Some of the stories have recently been told in picture books, Tarra and Bella by Carol Buckley, Two Bobbies by Kirby Larson, Owen and Mzee by Isabella Hatkoff and With Love from Koko by Faith McNulty. There could be others, as well.

There are lots of ‘aaaahhhh’ moments here but I don’t think the author intended to solely charm us with heartwarming stories. She often recognizes that scientists would not always agree that animals do indeed bond or that animals have emotional lives, and that scientists might say that humans are projecting their own emotions onto these animals. She is able, on occasion, to offer alternative reasons why some animals are able to overcome instinct to form interspecies attachments. This is especially remarkable between prey and predator species.

One example I found particularly interesting was the ‘bond’ between a rat-snake and a hamster. It goes like this… said snake had fasted for a couple of weeks, not eating any of the food being offered. To stimulate the snake’s appetite, a live hamster was placed in its container. But after ‘tasting’ the meal (flicking the air with its tongue) the snake did not partake of the ‘meal’. Instead it seemed content to let the hamster get comfortable between its coils, snuggling down for a nap together. It’s possible that the snake was approaching hibernation reducing its desire for food.

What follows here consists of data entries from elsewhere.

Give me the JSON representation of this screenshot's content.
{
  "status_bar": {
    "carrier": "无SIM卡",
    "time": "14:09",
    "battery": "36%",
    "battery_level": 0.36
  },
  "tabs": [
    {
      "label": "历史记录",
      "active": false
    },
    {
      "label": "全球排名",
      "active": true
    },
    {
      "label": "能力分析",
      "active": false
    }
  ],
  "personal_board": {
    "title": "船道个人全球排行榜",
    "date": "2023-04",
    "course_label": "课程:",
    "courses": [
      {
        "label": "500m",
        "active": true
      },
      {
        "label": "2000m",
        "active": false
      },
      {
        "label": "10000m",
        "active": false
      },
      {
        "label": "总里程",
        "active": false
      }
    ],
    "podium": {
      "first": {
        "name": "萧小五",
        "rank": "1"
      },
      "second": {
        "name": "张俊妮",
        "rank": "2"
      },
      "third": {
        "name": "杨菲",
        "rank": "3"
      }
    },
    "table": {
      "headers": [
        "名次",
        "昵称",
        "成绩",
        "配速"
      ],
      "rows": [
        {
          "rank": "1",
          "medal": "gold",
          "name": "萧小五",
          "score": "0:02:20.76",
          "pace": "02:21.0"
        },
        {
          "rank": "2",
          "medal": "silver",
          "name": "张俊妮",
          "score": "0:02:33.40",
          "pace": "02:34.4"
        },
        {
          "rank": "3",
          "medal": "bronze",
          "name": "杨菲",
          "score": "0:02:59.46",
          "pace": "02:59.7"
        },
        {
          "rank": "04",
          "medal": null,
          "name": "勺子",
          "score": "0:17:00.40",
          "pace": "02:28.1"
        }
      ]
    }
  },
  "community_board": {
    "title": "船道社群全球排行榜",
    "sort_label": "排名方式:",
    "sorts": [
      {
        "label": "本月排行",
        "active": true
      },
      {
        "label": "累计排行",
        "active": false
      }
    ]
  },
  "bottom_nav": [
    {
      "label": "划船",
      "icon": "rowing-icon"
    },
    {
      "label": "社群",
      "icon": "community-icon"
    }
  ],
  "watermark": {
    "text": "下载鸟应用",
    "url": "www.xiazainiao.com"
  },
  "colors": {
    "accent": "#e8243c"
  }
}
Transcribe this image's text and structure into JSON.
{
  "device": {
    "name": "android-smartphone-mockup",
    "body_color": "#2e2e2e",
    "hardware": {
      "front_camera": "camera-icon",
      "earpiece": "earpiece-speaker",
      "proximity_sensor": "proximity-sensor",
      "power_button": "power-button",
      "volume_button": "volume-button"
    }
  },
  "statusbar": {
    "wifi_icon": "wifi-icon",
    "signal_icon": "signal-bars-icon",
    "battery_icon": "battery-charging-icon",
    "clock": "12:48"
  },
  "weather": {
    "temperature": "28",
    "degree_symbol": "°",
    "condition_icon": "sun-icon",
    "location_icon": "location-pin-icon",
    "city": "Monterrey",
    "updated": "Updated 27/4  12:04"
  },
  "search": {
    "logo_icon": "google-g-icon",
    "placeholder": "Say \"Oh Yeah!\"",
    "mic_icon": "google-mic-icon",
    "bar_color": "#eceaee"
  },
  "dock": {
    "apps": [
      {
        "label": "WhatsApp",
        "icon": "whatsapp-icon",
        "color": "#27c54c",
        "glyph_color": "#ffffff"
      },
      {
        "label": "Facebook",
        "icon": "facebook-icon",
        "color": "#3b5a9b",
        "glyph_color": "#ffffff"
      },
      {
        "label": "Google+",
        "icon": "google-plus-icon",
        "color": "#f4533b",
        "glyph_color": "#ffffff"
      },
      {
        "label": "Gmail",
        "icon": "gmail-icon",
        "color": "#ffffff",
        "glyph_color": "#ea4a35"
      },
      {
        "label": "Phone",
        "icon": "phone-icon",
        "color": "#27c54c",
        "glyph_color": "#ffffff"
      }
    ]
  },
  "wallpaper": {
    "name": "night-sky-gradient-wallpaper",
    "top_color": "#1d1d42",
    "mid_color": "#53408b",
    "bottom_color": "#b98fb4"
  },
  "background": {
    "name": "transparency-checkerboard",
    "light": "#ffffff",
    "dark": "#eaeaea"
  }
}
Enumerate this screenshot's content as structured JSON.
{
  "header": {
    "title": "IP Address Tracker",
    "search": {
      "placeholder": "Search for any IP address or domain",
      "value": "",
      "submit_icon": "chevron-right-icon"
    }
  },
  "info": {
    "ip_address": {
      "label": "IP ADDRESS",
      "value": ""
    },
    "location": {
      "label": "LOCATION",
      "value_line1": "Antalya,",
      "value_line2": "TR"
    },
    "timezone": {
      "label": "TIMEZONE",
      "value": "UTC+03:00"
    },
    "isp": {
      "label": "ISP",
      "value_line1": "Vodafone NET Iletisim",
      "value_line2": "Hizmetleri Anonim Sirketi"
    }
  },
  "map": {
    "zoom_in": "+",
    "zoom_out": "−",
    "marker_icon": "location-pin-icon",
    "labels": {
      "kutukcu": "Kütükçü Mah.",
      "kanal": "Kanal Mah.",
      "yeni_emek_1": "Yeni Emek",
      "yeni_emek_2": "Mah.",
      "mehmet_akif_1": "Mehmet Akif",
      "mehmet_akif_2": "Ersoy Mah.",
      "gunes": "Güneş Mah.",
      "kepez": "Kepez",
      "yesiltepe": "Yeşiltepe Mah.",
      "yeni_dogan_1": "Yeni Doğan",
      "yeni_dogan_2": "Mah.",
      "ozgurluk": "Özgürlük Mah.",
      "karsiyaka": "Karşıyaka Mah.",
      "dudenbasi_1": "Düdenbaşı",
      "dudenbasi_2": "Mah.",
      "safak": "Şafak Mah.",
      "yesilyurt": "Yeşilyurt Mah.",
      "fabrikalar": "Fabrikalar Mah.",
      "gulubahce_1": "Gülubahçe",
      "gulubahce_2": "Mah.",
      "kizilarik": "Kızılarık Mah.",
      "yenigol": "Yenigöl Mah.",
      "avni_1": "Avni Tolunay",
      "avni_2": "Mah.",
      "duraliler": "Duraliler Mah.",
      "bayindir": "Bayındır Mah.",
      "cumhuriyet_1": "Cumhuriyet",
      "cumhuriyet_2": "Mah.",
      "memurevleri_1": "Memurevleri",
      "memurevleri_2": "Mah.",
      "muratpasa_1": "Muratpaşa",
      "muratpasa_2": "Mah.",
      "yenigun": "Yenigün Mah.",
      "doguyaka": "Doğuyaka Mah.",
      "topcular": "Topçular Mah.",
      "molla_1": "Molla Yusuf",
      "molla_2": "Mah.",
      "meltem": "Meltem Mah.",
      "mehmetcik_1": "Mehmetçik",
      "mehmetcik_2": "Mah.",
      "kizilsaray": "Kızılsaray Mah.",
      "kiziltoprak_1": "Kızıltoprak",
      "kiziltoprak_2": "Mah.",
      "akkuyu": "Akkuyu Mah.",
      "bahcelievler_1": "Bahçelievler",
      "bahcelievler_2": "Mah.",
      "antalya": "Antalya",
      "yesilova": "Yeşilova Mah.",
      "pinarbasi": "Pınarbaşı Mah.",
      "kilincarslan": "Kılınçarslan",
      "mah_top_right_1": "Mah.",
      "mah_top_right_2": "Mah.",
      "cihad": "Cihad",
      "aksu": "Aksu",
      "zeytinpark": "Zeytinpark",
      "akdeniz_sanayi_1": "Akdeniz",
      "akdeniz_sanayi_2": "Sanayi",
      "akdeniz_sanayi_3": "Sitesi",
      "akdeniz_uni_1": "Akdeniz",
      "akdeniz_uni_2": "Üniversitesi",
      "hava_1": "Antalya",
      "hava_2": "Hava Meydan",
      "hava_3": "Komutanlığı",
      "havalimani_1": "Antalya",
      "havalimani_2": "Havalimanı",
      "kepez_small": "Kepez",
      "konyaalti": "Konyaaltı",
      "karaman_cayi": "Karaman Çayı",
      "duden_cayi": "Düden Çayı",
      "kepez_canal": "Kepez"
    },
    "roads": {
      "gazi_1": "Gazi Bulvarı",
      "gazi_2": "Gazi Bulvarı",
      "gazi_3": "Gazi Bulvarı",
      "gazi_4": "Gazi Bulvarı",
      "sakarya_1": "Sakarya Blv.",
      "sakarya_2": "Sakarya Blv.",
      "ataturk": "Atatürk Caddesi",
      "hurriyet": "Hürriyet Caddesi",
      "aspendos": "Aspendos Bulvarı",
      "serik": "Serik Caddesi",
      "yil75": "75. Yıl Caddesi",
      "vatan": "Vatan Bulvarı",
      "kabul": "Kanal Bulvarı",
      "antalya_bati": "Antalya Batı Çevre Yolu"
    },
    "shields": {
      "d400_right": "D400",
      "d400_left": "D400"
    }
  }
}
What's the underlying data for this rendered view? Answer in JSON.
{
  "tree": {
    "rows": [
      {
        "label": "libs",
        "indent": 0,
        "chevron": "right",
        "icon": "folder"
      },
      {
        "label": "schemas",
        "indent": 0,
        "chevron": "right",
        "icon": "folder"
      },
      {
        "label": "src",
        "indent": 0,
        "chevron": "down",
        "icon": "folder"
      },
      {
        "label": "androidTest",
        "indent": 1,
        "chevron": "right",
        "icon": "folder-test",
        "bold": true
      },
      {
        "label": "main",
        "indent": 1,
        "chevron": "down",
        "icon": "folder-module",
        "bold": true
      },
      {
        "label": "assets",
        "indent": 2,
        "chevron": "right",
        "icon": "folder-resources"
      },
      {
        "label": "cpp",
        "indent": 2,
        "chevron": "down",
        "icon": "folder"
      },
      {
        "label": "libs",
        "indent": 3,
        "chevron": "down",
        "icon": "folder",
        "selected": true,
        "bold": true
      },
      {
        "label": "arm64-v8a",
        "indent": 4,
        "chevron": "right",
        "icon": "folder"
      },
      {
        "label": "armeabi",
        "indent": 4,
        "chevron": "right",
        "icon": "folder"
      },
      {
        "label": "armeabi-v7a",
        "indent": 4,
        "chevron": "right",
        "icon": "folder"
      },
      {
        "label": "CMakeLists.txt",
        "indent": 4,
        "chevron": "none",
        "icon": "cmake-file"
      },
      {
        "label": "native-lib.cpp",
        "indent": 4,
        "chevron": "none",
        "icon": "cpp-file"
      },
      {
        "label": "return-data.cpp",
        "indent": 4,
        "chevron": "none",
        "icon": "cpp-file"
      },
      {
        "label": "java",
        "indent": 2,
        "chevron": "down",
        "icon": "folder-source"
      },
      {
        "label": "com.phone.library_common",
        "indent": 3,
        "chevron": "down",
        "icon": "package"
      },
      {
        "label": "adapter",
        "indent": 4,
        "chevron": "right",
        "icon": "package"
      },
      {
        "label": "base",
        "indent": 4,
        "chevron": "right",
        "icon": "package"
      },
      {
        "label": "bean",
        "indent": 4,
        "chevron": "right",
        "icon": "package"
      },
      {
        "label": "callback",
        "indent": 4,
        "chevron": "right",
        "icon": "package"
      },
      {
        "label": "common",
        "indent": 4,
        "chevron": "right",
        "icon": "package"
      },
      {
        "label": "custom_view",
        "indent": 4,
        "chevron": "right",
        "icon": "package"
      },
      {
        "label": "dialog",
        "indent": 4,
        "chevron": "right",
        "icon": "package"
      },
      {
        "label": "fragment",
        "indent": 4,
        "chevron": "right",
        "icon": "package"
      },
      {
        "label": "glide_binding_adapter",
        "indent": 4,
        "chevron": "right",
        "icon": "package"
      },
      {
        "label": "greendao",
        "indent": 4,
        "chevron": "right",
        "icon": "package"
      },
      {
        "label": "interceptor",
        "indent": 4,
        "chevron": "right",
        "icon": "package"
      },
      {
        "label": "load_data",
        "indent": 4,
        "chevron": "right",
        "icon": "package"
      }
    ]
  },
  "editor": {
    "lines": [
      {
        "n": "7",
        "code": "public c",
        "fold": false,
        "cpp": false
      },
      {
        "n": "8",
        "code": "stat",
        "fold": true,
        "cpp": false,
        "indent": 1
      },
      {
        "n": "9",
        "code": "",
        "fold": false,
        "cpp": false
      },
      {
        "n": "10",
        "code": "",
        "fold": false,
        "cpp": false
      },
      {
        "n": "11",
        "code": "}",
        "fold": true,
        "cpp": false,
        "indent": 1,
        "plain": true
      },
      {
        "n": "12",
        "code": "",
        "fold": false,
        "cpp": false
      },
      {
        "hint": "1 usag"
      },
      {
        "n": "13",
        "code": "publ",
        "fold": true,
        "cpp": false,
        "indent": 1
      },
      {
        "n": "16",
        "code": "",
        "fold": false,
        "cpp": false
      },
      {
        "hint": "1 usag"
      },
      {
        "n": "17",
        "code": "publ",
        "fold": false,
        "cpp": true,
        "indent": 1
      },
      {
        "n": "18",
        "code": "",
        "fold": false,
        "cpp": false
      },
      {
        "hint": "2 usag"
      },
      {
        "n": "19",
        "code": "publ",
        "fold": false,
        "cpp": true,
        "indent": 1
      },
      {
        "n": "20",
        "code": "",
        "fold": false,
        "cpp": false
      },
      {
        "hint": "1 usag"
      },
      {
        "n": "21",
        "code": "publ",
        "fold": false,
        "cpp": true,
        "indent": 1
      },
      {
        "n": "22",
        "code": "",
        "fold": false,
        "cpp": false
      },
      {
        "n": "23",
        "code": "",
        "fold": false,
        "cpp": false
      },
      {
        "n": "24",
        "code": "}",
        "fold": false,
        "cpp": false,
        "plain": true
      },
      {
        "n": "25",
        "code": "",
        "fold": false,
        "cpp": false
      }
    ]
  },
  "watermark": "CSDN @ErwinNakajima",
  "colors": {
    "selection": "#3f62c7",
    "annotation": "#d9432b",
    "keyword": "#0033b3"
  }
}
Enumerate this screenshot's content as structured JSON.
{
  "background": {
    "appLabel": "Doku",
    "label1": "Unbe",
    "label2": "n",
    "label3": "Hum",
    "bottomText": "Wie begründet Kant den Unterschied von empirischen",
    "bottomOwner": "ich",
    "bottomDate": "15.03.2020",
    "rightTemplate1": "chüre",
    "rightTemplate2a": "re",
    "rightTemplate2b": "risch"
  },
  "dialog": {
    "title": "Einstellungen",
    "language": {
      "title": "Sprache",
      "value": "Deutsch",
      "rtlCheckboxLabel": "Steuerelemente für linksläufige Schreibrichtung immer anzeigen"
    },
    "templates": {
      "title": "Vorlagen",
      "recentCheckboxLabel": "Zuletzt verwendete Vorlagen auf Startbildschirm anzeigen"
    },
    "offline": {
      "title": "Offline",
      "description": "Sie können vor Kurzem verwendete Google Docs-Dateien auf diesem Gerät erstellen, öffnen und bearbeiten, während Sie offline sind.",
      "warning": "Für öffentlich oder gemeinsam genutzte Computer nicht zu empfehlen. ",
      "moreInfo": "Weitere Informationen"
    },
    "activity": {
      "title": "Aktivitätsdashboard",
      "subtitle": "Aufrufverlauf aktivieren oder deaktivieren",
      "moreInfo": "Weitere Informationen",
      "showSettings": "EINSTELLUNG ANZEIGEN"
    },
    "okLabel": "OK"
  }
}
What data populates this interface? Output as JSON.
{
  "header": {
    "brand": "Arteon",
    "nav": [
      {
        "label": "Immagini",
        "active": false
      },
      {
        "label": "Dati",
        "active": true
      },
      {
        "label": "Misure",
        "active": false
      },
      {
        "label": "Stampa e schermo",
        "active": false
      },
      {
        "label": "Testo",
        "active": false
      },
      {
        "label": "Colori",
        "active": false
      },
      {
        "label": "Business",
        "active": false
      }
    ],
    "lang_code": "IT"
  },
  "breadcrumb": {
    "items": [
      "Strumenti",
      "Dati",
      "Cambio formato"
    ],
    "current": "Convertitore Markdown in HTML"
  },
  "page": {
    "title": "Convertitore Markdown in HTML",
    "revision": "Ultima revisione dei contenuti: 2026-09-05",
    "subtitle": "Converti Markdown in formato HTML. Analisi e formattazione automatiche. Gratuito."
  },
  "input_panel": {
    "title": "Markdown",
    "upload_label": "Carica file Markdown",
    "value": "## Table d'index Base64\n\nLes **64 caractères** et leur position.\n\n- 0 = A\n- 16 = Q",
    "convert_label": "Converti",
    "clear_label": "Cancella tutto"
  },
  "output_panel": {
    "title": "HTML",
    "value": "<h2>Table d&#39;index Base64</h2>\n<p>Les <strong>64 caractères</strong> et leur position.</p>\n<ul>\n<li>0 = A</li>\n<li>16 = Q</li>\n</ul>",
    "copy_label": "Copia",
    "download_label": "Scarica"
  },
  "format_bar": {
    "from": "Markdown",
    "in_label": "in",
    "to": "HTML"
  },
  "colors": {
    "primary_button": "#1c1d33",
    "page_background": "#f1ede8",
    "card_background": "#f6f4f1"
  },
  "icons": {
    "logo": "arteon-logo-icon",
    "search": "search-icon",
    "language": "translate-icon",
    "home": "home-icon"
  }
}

She does not indicate how long the relationship lasted.

But how much do scientists know about the internal lives of animals (other than us)? This question lead me back to a book I ran across a couple of years ago called 10 Questions Science Can’t Answer (Yet) by Michael Hanlon (500 HaT 2007). I revisited the chapter, Is Fido a Zombie? to see what Hanlon, (a science writer for British newspapers) had to say. This chapter focused more on animal intelligence and how sentient they may be. He looks at experiments conducted to test this and some of the conclusions that are being drawn. He extends his analysis into the realm of ‘morality’ as it’s becoming clearer that many animals do exhibit many thought processes and feelings that we humans can recognize as being similar to our own, leaving us with an ethical dilemma. Interesting reading.

Unlikely friendships will appeal to children of various ages. If you’re into using analogies or metaphors, this could work for examples for tolerance and acceptance between ‘odd’ or seemingly ‘incompatible’ pairs.

Nonfiction Monday:
Besides the sites listed with Mr. Linky's Widgets here are other blogs to check out.  Thanks Everyone for participating in today's event.

At Boys Rule Boys, Iron Guy Carl is reviewing The War to End All Wars by Russell Fredman.

Janet at All About the Books with Janet Squires is reviewing All Star!: Honus Wagner and the most famous baseball card ever by Jane Yolen.